— Ты должен съесть, — крикнул ему кто-то.
— Ты должен съесть! — закричали все.
Старик, указывая в его сторону ногтем длиной больше цуня, громко кашлянул и взволнованно обратился к людям: «Мы вместе выступаем против общего врага, в жизни и смерти опираемся друг на друга. Разве у детей и внуков Цзитоучжай есть причины не есть?»
— Ешь! — Тот, кто держал бамбуковый шест, передал Бинцзаю чашку. На потолке появилась огромная тень руки.
VI
Жэньбао думал, что прогремевший в тот день гром должен был обрушиться на его голову — голову, в которой роились всякие нехорошие, распутные мысли. Он испугался, собрал свои пожитки и пошёл с горы вниз. Во-первых, таким образом он убежал от грома, который наводил на него ужас, а во-вторых, он решил подзаработать на подёнщине и, улучив удобный момент, посвататься к кому-нибудь. Он слышал, что несколько дней назад через Цяньцзяпин проходил отряд солдат, и счёл, что это очень хорошо. Эй! А не пора ли начинать?! Отряд-то проходил, но в деревню Цзитоучжай солдаты не зашли и Жэньбао к себе поболтать о том о сём не позвали, что, конечно же, очень разочаровало его. К тому же с горы пришёл угольщик, который сказал, что деревни Цзитоучжай и Цзивэйчжай начали враждовать, а ещё — что по горной речке Мацзыси приплыл труп, и плыл он почему-то вверх ногами, что до смерти всех напугало.
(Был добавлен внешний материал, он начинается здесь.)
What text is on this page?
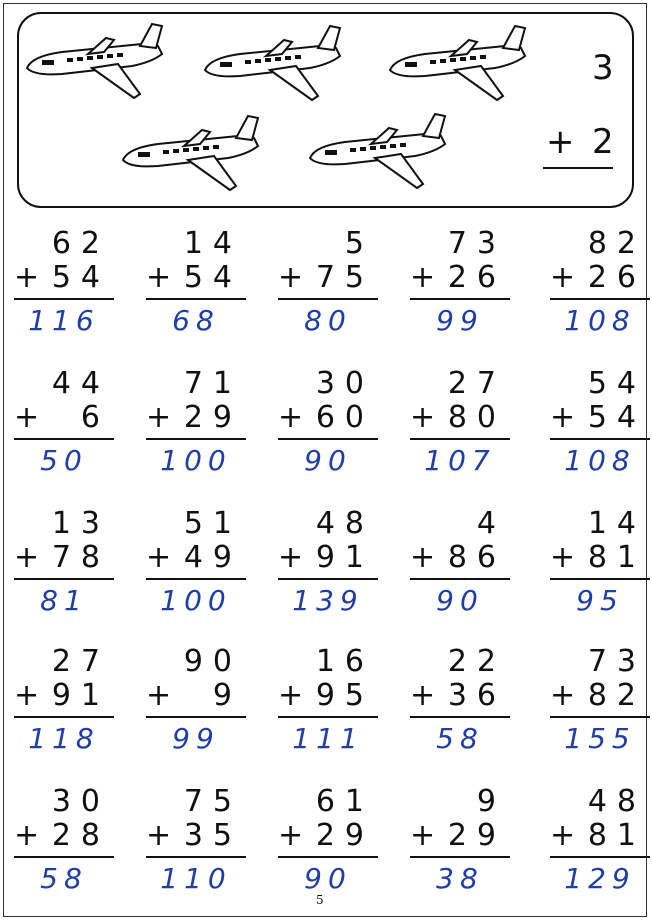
3
+ 2
62
+ 54
116
14
+ 54
68
5
+ 75
80
73
+ 26
99
82
+ 26
108
44
+ 6
50
71
+ 29
100
30
+ 60
90
27
+ 80
107
54
+ 54
108
13
+ 78
81
51
+ 49
100
48
+ 91
139
4
+ 86
90
14
+ 81
95
27
+ 91
118
90
+ 9
99
16
+ 95
111
22
+ 36
58
73
+ 82
155
30
+ 28
58
75
+ 35
110
61
+ 29
90
9
+ 29
38
48
+ 81
129
5
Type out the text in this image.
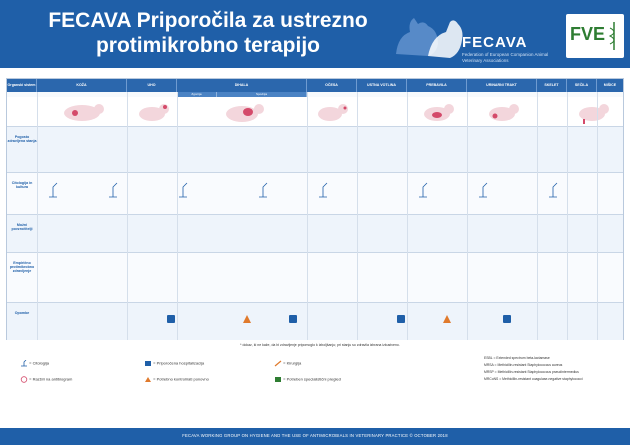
FECAVA Priporočila za ustrezno protimikrobno terapijo	FECAVA
Federation of European Companion Animal Veterinary Associations
FVE
Organski sistem	KOŽA	UHO	DIHALA	OČESA	USTNA VOTLINA	PREBAVILA	URINARNI TRAKT	SKELET	SEČILA	MIŠICE
Zgornja	Spodnja
Pogosto zdravljena stanja
Citologija in kultura
Možni povzročitelji
Empirično protimikrobno zdravljenje
Opombe
* dokaz, ki ne kaže, da bi zdravljenje pripomoglo k izboljšanju; pri stanju so zdravila izbrana izkustveno.
= Citologija	= Priporočena hospitalizacija	= Kirurgija
= Razširi na antibiogram	= Potrebno kontrolirati ponovno	= Potreben specialistični pregled
ESBL = Extended spectrum beta-lactamase
MRSA = Methicillin-resistant Staphylococcus aureus
MRSP = Methicillin-resistant Staphylococcus pseudintermedius
MRCoNS = Methicillin-resistant coagulase-negative staphylococci
FECAVA WORKING GROUP ON HYGIENE AND THE USE OF ANTIMICROBIALS IN VETERINARY PRACTICE © OCTOBER 2018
Жэньбао вспомнил, что в деревне Цзивэйчжай живёт его друг гончар и ещё один его друг — учитель, оба они самые близкие его приятели. Он решил вернуться и уговорить односельчан помириться с соседями. Две деревни вместе пьют воду из одного ручья, так зачем же им хвататься за оружие? Разве нельзя сесть рядком, вместе поесть мяса — вот всё и разрешится.
Жэньбао вернулся домой и нашёл там лежащего на кровати тяжело раненого отца — он посадил себя на кол, но в тот же день его нашёл и спас от верной гибели дровосек.
— Был бы он почтительным сыном, разве стал бы его отец искать себе такую смерть?
— Сесть на кол и остаться живым — так и от злости умереть недолго.
— Трудно быть отцом такого сына, да уж ничего не поделаешь.
— Ты только посмотри на его лицо и его брови — такой ни отца, ни матери не пожалеет.
— Мать умерла раньше срока, может…
Слова отца витали в комнате и достигали ушей Жэньбао. Но он притворился, что ничего не слышит, и как ни в чём не бывало подмёл пол, с таким же невозмутимым видом растоптал несколько муравьёв, покурил отцовскую водяную трубку и отправился в храм предков. Перед храмом кружком стояли люди и обсуждали дела, связанные с враждой. Похоже, ему представился удобный случай.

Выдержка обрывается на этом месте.